DOHA/ABU DHABI: Saudi Arabia, the United Arab Emirates, Egypt and Bahrain will meet Wednesday in Cairo to decide whether to continue sanctions imposed on Qatar on accusations it was aiding terrorism and courting regional rival Iran, in the worst diplomatic crisis to hit the region in years.
The Arab states, which accuse Qatar of supporting extremism, gave Doha an extra 48 hours to meet their demands after an initial 10-day deadline expired Sunday.
Qatar said Tuesday that their demands were impossible to meet, as a deadline was fast approaching for the emirate to respond.
Foreign Minister Sheikh Mohammad bin Abdulrahman al-Thani told a news conference in Doha that the list of demands from countries isolating Qatar “is unrealistic and is not actionable.”
“It’s not about terrorism, it’s talking about shutting down the freedom of speech,” he said at a joint news conference after talks with German counterpart Sigmar Gabriel.
Sheikh Mohammad Monday handed an official response to Kuwait, which is mediating in the dispute, but its contents have not been disclosed.
He refused to give any further details Tuesday, but said Doha was looking for a solution to the month-long crisis based on dialogue.
“The state of Qatar has adopted a very constructive attitude since the beginning of the crisis. We are trying to act mature and discuss the matter,” he added.
Qatar, which denies any support for extremists, has said it will not bow to pressure and that the demands seem designed to be rejected.
The country is the world’s leading producer of Liquefied Natural Gas and Tuesday the head of state-owned Qatar Petroleum said it was planning a significant production increase over the next several years.
Saad Sherida al-Kaabi told a news conference that the emirate intends to produce 100 million tons of natural gas a year by 2024, up 30 percent from current levels.
“This new project will strengthen Qatar’s leading position,” Kaabi said. “We will remain the leader of LNG for a very long time.”
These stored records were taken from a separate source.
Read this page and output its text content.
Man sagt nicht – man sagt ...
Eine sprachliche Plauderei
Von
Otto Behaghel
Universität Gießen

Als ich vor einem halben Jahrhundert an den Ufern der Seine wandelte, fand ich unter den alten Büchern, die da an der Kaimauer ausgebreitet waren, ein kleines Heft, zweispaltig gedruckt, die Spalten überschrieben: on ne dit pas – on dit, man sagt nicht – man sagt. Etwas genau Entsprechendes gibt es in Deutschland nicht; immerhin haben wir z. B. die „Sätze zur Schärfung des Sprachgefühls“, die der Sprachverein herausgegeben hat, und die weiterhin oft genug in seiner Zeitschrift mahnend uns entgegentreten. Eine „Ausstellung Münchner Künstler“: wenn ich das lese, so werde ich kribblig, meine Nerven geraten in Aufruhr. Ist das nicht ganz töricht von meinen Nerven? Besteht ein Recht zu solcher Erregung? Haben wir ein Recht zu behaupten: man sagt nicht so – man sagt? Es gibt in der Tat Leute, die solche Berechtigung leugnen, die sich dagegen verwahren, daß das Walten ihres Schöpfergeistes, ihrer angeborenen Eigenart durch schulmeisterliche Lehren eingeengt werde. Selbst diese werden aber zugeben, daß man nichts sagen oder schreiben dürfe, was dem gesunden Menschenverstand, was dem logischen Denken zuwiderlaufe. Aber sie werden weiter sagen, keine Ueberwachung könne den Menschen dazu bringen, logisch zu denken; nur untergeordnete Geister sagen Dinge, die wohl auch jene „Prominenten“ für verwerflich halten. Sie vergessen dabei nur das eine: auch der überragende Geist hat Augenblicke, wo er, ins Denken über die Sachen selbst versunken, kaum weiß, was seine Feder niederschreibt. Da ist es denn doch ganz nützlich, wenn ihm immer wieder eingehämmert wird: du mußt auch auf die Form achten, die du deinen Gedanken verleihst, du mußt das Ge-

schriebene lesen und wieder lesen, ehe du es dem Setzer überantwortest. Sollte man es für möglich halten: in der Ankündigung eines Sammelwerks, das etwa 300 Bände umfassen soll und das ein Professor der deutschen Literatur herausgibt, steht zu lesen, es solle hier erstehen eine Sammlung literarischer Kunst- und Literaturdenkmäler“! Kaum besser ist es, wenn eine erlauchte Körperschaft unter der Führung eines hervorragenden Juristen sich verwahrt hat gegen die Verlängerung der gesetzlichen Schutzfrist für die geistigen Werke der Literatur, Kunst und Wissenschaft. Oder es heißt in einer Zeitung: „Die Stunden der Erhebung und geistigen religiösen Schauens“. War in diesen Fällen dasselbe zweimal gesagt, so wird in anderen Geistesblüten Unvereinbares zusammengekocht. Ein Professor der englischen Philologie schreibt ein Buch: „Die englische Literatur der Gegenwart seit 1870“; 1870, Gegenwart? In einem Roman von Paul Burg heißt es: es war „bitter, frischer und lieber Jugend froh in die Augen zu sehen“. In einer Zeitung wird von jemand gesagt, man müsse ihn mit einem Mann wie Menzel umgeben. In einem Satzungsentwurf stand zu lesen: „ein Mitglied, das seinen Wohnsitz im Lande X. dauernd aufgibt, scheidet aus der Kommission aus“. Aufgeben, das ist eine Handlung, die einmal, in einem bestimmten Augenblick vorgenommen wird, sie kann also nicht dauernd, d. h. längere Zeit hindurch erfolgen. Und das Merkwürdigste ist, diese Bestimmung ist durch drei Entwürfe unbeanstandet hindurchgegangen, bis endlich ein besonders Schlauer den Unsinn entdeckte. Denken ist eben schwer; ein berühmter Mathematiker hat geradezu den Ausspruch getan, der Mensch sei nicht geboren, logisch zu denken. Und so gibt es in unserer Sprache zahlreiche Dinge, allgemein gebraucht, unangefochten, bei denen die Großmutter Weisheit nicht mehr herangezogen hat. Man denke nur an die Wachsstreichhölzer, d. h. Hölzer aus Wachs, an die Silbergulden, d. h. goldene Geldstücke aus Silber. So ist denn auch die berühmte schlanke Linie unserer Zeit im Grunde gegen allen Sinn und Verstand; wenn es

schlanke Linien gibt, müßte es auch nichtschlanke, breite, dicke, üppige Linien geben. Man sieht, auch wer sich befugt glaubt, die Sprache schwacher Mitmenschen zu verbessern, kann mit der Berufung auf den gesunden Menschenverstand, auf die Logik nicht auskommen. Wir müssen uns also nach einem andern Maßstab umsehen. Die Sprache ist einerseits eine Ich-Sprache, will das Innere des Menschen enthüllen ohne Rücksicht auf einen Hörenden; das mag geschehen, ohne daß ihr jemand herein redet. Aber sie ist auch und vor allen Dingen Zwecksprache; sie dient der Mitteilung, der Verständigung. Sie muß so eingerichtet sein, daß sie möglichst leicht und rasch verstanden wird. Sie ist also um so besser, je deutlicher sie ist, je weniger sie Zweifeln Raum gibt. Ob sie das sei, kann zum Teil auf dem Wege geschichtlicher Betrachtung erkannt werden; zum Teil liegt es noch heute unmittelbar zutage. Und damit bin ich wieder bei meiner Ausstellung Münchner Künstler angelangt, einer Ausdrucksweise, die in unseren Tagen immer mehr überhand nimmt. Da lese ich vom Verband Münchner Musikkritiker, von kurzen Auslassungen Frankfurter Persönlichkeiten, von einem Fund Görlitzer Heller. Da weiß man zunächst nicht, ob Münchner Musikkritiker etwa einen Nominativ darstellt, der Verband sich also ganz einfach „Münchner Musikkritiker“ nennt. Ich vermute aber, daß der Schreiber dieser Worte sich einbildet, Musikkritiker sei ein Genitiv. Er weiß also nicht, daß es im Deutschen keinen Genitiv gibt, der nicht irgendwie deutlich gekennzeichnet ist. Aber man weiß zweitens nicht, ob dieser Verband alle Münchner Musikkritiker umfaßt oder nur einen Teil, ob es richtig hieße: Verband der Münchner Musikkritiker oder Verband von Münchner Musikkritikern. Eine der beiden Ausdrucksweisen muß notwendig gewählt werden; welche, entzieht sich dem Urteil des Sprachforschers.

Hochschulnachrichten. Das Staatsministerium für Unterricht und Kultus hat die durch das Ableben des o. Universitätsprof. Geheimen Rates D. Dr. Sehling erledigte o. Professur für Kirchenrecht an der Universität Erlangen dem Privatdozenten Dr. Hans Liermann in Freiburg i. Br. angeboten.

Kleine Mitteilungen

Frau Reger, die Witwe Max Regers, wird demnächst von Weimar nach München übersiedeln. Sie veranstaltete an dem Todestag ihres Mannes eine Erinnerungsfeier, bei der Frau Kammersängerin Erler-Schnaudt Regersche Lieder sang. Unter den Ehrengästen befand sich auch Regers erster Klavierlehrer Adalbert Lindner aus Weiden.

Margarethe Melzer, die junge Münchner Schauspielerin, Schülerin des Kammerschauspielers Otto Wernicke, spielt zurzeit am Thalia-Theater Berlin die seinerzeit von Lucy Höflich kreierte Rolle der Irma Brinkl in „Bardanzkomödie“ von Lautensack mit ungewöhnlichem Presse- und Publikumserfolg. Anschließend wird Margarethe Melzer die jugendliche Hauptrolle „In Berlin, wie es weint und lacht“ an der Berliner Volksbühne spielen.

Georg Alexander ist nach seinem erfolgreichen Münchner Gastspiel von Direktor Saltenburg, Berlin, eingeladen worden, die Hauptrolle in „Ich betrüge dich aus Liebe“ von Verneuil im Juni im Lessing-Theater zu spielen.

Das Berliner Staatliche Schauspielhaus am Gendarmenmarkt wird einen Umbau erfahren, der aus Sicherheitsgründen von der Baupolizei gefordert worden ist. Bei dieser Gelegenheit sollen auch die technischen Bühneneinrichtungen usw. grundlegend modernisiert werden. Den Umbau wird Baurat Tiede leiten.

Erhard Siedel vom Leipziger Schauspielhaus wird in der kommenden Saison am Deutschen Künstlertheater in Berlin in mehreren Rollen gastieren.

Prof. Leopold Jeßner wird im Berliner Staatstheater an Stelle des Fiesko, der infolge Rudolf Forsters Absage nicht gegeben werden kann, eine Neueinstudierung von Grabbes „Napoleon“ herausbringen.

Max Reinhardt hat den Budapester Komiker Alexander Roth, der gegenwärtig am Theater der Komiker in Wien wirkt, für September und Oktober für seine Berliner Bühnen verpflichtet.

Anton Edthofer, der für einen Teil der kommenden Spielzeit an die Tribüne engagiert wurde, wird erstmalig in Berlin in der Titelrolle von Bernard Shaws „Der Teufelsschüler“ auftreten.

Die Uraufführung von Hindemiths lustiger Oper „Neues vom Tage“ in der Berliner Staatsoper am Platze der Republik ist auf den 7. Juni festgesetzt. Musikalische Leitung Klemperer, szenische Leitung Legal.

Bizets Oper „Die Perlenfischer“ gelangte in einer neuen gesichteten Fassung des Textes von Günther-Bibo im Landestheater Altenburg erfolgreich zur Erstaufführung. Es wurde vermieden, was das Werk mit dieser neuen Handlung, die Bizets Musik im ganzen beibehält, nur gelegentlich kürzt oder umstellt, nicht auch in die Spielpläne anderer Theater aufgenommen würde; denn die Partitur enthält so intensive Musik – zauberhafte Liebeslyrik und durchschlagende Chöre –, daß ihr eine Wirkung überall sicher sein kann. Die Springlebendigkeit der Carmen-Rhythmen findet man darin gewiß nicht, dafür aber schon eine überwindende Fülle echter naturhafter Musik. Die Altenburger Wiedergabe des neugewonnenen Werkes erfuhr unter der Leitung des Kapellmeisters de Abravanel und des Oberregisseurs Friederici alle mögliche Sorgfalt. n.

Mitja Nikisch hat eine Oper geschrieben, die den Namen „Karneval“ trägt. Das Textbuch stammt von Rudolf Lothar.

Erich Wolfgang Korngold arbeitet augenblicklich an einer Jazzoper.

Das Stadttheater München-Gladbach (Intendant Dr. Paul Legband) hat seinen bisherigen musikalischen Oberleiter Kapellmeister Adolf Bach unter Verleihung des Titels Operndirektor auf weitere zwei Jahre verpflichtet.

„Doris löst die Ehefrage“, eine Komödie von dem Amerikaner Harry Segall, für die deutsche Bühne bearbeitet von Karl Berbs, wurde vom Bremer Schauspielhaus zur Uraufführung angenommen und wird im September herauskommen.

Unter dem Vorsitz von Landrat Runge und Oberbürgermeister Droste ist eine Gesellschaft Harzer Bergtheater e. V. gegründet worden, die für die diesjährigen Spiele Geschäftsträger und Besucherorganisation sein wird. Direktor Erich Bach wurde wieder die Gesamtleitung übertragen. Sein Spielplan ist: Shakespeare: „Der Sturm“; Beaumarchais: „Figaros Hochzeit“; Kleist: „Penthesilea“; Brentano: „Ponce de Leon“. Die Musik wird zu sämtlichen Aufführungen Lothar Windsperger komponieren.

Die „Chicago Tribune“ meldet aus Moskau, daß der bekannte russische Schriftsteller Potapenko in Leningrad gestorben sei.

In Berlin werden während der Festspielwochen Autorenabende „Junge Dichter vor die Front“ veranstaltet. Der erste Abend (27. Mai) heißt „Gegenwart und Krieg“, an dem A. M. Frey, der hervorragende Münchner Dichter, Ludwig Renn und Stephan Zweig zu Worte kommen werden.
Some officials have suggested if Qatar does not cooperate Riyadh and its allies could tell foreign companies to choose between doing business with them or with Doha.
Kaabi said Qatar wanted the production increase to be carried out through a joint venture with international companies but that Doha could go it alone if necessary.
“We have absolutely no fear of having the embargo in place,” he said. “If there are no companies willing to work with us we will go to 100 million [tons], 100 percent.”
Riyadh and its allies have also accused Doha of being too close to their regional arch-rival Iran, which shares an enormous gas field with Qatar in the Gulf.
The crisis has raised concerns of growing instability in the region, home to some of the world’s largest energy exporters and key Western allies who host U.S. military bases.
Qatar has pursued a more independent foreign policy than many of its neighbors, who tend to follow the lead of regional powerhouse Saudi Arabia.UAE Foreign Minister Sheikh Abdullah bin Zayed al-Nahyan said Tuesday it was “premature” to discuss what further action might be taken against Qatar.
Any measures that are taken will be “within the framework of international law,” Sheikh Abdullah said at a press conference in Abu Dhabi with Gabriel, who was on a regional tour.
“Any independent state has the right to take measures against any party,” Sheikh Abdullah said, urging Doha to listen to “the voice of reason and wisdom.”